Matthew Good Band hasn’t played the game since the frontman split with his original manager, Frank Weipert, in the summer of 1998, and he and Genn, in particular, became “massively proactive” in every aspect of MGB’s career.

The turning point came when he wanted to make a video for “Apparitions” and went up against the resistance movement (his label) and did it anyway, Good said. The creepy vid helped push sales of 1997’s Underdogs toward double-platinum and made this skinny, unassuming singer the epitome of cool in the eyes of the young folk who flocked to his shows.

“It was then that I realized that these people don’t know anything more than me,” Good said.

Ian Browne
Matthew Good
Rich Priske
Dave Genn

Much to the frustration of some people at Universal Music Canada, Good often shoots his mouth off, particularly to the media about a range of topics from the ineptitude of major record executives to the homogenous sound of some of Canada’s biggest rock acts. He speaks his mind because, well, if anyone has ever earned the right to be cocky, it’s Good.

“I don’t think you have the right to give your opinion on certain subjects unless you had time to form them,” he reasoned. “I wouldn’t go and say half the shit I’ve said five years ago.”

The rock band with the edgy, unsettling lyrics and vocals was largely dismissed by A&R execs in the early days, until the belief of EMI Music Publishing Canada and perseverance of indie radio promoter Bobby Gale made radio hits of “Alabama Motel Room” and “Symbolistic White Walls” from 1995’s independent debut, Last Of The Ghetto Astronauts, which sold more than 20,000 copies.

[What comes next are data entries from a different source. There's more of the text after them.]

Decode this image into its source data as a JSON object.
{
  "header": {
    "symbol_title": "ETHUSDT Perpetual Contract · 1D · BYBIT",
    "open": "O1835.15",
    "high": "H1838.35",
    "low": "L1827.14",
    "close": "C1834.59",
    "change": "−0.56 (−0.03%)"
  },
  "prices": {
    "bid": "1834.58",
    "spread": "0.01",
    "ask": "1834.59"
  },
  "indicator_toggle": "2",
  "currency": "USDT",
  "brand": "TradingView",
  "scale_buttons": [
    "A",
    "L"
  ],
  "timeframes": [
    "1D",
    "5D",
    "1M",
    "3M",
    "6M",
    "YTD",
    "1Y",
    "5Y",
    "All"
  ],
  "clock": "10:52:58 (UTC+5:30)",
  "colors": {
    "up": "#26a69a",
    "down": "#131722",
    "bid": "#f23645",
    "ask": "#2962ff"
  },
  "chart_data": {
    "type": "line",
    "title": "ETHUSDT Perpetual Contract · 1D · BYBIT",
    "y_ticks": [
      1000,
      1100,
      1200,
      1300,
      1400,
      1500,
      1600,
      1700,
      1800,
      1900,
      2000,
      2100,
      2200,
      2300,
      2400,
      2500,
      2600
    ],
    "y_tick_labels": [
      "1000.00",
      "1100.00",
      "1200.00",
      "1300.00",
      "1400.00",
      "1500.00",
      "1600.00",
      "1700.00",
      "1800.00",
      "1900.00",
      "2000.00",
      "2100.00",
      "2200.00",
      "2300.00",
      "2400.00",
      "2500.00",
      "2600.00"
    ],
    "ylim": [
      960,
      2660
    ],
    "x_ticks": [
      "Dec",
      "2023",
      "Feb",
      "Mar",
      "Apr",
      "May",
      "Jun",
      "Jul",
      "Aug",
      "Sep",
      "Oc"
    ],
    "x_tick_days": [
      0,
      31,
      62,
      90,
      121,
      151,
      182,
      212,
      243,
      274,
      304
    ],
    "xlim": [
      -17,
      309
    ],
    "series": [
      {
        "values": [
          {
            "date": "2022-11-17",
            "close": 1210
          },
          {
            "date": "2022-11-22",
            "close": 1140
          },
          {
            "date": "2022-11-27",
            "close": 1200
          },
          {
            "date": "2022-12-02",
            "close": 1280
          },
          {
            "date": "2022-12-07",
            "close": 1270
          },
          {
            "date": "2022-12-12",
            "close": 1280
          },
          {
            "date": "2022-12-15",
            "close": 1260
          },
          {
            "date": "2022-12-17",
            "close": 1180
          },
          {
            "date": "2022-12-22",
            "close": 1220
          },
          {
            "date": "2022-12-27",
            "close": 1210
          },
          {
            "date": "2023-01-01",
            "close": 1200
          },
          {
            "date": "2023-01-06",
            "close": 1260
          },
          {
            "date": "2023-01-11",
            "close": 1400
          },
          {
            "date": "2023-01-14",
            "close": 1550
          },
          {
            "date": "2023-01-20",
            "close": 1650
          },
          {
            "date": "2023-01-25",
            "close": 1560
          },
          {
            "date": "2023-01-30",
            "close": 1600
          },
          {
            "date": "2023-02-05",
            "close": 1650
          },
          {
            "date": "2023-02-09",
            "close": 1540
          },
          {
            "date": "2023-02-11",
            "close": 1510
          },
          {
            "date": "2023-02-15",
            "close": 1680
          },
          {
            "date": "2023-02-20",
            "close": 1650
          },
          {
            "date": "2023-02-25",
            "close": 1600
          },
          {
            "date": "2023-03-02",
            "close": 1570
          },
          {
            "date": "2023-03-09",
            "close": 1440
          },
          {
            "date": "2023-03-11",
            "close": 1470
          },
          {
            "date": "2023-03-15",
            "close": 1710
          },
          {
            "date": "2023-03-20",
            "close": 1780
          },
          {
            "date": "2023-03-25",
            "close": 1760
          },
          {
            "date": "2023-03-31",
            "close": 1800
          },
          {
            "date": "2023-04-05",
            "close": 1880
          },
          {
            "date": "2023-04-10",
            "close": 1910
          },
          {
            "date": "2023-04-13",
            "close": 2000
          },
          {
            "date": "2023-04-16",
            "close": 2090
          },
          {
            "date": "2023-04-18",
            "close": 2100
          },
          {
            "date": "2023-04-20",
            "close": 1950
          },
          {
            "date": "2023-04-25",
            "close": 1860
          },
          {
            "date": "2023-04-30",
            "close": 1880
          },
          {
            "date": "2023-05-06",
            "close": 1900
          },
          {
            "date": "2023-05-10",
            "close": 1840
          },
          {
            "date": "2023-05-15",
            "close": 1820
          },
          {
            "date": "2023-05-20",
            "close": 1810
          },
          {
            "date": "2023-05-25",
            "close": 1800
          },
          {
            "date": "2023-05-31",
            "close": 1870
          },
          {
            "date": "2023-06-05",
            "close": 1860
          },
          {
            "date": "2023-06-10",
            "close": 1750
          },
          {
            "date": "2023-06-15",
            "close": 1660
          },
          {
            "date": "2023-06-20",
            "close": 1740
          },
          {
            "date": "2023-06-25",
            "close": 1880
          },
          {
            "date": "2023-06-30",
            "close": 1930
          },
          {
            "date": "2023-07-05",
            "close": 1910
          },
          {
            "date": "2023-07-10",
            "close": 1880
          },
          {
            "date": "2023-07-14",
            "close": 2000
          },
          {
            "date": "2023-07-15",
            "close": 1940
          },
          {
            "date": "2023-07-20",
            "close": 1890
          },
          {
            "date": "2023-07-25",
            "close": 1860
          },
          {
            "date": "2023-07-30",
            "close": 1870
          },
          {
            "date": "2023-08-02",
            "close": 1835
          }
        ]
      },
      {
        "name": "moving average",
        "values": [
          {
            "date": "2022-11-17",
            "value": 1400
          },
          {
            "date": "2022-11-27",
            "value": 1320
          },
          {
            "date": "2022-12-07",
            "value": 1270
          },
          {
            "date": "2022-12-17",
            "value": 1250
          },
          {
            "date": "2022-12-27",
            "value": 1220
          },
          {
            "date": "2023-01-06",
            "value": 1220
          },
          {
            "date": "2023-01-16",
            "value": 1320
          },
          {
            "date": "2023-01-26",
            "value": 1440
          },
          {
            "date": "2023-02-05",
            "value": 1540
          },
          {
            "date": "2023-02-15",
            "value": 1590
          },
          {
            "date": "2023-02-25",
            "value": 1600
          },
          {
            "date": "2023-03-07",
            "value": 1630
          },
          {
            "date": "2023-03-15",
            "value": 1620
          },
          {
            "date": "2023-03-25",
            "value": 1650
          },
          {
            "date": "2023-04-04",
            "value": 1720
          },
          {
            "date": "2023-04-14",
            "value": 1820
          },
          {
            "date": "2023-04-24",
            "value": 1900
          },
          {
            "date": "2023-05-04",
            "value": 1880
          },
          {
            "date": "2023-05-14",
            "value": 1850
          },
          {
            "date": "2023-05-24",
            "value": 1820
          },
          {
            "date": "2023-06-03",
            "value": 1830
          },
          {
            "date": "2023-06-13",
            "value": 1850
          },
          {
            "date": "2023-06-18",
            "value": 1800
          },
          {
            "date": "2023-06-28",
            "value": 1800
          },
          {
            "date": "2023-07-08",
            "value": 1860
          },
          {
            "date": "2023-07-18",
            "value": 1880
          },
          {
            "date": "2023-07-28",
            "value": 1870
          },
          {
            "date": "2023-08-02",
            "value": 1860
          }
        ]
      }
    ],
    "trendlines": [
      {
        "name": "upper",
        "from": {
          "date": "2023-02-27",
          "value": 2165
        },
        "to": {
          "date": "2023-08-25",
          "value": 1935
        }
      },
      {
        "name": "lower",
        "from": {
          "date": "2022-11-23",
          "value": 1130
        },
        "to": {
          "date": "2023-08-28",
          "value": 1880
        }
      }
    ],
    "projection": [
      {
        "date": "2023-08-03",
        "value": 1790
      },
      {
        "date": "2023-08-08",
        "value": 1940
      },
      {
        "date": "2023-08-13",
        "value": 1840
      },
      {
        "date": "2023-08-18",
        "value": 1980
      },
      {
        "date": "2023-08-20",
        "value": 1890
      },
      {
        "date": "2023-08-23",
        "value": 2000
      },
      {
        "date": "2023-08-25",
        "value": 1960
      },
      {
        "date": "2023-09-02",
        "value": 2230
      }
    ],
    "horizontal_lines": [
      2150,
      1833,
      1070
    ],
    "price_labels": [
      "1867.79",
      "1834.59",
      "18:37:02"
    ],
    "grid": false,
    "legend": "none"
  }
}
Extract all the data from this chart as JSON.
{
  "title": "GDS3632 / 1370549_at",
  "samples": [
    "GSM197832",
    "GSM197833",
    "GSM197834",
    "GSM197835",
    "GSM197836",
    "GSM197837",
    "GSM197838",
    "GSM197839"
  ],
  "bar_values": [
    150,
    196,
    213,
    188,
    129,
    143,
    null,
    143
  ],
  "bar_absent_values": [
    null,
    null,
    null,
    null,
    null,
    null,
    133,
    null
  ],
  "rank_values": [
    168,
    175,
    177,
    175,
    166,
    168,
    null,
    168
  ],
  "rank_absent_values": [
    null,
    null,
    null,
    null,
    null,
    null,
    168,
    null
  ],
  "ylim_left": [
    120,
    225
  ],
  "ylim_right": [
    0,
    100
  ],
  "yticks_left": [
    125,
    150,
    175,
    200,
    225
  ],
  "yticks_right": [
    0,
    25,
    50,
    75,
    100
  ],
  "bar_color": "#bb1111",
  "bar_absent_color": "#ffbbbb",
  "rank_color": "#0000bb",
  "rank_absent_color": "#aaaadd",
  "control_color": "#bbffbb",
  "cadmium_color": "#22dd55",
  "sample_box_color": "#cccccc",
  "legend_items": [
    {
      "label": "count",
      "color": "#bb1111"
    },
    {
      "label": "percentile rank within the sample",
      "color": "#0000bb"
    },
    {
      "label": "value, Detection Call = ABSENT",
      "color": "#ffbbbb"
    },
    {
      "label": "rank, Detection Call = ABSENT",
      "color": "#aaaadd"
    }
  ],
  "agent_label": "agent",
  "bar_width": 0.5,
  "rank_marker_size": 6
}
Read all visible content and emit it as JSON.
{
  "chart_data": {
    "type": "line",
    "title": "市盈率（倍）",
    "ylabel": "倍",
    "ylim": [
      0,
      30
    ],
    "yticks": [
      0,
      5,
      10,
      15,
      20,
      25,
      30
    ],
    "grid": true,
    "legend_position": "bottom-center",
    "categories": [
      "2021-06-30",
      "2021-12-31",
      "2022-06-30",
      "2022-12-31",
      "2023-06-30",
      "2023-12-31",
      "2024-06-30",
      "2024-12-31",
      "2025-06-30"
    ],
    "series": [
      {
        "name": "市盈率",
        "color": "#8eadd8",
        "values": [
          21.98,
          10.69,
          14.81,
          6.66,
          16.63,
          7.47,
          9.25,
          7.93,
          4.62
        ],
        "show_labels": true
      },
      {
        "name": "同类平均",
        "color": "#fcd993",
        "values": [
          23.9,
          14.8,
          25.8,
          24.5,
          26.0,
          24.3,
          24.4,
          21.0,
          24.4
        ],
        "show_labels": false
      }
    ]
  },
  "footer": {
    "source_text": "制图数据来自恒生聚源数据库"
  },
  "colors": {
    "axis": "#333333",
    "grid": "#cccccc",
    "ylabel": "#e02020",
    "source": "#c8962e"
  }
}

After signing an ill-fated deal with U.S. label Private Music, Good used the advance money to fund his next album, Underdogs, which was licensed to A&M/Island/Motown Music Canada. In the middle of that album, MGB switched to S.R.O. Management, helmed by Ray Danniels and Hoffman, who guided the artist through the PolyGram/Universal merger to a full artist deal. Good said S.R.O.’s other move was taking MGB to new booking agencies, S.L. Feldman & Associates in Canada and Little Big Man in the U.S.

“That’s Ray’s forte. Ray’s an ass-kicker. That’s why he’s my manager,” Good said. “And at the core of Ray’s being is a decency concerning music. It’s not an easy thing to take an eclectic band like Rush and make them that big.”

With S.R.O. on board, plus the band’s intense rock songs, innovative videos and Good’s mighty mouth, MGB has become one of Canada’s biggest new draws. While the guys put the finishing touches on their next full-length album, The Audio Of Being, due in September, they will release a limited-edition EP, Loser Anthems, on June 5th in Canada only.

Jeff Craib, MGB’s agent and Good’s golfing buddy, has put together a Canadian tour for late June to mid July in a mix of arenas and outdoor venues.

“I’m going to try and call it The Hard Liquor And Handguns Revolution 2001,” Good said. On T-shirts, he’s just going to emblazon “I Survived The Revolution.”

“I’ll just get banned from Saskatchewan, which suits me fine,” he quipped.